First, it is important to understand the general concept of a trust. A trust is a legal instrument used to hold assets for the benefit of another. The person who creates the trust is called the “grantor" or “settlor" and the people who manage the trust are called “trustees." The "beneficiaries" are those who may benefit under the trust.
Family Trust vs. Living Trust
Quite simply, a “family trust" may refer to any trust created with family members as its beneficiaries. A family trust can be set up in two ways:
- Testamentary Trust: Set up through a last will and testament, which means it will only come into existence upon the death of the grantor and probating of the will. A testamentary trust, therefore, does not avoid probate.
- Living Trust: Set up and implemented during the grantor's lifetime. The grantor often also serves as a trustee in controlling the property in the trust. With a living trust, the grantor names a successor trustee to carry through the provisions of the trust upon his death, which happens outside of the probate process.
Which method is preferable depends on your situation, but often the goal of creating a family trust as a living trust is to transfer wealth to family members and remove assets from the grantor's legal ownership, while still allowing her control over the trust property and the right to receive benefits from the assets as well.
Accordingly, one major factor to think about is whether you would prefer to keep assets under your personal control or have them be held by a trust during your lifetime.
Testamentary Trust Cost vs. Living Trust Cost
Set-up costs may be another important factor when deciding between a testamentary trust and a living trust. Establishing a living trust requires additional planning and documentation beyond a last will and testament, so it costs more up front as well. Depending on whether you gain any tax savings, though, the cost analysis may end up swinging in favor of a living trust.
Revocable Trust vs. Irrevocable Trust
Both testamentary and living trusts are revocable trusts, which means that the trusts' terms can be changed at any time, or the trust may be cancelled entirely, by the grantor of the trust. A revocable trust is the most flexible type of trust because of the possibility of changing it.
The opposite is an irrevocable trust, which forbids changing any of the provisions in the trust or cancelling it. In irrevocable trusts, the grantor gives up all rights and control over the trust as well as the property contained in it, which means he can't act as a trustee or remove assets from the trust. There may be tax advantages and other personal reasons to opt for an irrevocable trust.
Credit Shelter Trusts
Sometimes the term “family trust" refers specifically to a “credit shelter trust," “bypass trust," or “B trust," when it is used to reduce or eliminate state or federal estate taxes upon the death of a surviving spouse.
A credit shelter trust is set up so that when one spouse dies, the trust property can be used by the surviving spouse and the surviving spouse can receive income from the trust's assets, but the property passes to other familial beneficiaries—usually children—federal estate tax-free up to the decedent's exemption amount ($5.49 million in 2107).

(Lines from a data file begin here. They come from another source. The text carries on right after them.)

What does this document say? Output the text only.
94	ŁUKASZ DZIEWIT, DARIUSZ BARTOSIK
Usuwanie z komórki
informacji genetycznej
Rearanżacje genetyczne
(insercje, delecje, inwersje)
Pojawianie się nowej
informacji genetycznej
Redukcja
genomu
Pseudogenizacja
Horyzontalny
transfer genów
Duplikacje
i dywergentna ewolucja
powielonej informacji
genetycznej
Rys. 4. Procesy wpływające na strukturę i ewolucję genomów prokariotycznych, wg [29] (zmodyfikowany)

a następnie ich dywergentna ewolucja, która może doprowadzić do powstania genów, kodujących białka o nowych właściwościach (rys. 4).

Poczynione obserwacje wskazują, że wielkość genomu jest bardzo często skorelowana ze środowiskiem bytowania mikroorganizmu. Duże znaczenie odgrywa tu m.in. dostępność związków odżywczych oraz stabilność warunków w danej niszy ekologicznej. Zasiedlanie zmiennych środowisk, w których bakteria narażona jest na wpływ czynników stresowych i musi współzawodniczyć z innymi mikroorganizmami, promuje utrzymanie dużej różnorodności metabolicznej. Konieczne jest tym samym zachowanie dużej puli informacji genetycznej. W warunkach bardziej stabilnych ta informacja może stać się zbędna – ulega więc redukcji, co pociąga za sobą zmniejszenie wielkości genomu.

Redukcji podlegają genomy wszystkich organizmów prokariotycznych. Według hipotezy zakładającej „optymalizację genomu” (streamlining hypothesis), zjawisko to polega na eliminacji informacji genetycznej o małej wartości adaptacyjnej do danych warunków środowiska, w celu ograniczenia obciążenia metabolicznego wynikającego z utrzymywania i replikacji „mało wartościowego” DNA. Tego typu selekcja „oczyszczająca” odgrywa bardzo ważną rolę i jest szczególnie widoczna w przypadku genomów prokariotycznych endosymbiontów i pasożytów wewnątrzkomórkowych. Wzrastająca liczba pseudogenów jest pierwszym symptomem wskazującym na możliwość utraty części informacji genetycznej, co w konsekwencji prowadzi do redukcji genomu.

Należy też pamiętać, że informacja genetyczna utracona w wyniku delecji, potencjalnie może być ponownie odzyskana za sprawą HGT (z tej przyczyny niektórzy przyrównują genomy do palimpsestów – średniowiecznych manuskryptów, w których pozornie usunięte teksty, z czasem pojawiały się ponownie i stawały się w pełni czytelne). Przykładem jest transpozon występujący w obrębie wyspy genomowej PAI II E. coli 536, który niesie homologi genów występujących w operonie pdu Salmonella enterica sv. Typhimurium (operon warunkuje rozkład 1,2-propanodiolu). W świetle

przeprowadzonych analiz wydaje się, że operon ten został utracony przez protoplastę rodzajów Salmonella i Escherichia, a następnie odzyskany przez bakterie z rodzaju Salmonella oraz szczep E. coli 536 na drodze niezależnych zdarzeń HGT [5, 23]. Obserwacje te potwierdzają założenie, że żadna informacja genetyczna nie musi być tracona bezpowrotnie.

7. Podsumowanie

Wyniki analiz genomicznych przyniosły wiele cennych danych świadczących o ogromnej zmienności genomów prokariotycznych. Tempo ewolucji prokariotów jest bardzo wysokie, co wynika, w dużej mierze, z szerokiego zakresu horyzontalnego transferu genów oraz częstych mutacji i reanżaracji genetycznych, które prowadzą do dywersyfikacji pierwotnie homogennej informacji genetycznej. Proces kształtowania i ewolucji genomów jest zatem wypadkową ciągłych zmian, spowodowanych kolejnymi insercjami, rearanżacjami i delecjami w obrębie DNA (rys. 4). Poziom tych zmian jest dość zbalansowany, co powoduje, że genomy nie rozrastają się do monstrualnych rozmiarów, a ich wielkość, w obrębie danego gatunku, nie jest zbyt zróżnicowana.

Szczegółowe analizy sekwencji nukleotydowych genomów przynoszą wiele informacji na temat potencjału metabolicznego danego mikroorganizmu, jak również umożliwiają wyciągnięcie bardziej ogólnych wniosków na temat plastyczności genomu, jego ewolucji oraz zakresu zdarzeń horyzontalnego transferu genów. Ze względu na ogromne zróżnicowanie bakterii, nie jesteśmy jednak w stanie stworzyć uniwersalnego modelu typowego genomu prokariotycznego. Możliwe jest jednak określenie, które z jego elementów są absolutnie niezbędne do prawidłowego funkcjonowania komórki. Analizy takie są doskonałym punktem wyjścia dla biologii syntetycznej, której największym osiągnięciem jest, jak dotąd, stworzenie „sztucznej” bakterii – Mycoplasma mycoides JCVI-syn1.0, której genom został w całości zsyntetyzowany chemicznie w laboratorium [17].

Because the assets are in trust, when the surviving spouse dies, they are not included in the surviving spouse's estate, and the surviving spouse's exemption is still available as well. This allows a married couple the opportunity to use up the full, combined federal estate tax exemption amount ($10.98 million in 2017).
If you are in a position to need to avoid federal estate tax, professional advice is crucial. Even in seemingly simpler situations, though, a living trust attorney can help you make the best decisions on all kinds of estate planning issues, including which type of trust is best for you.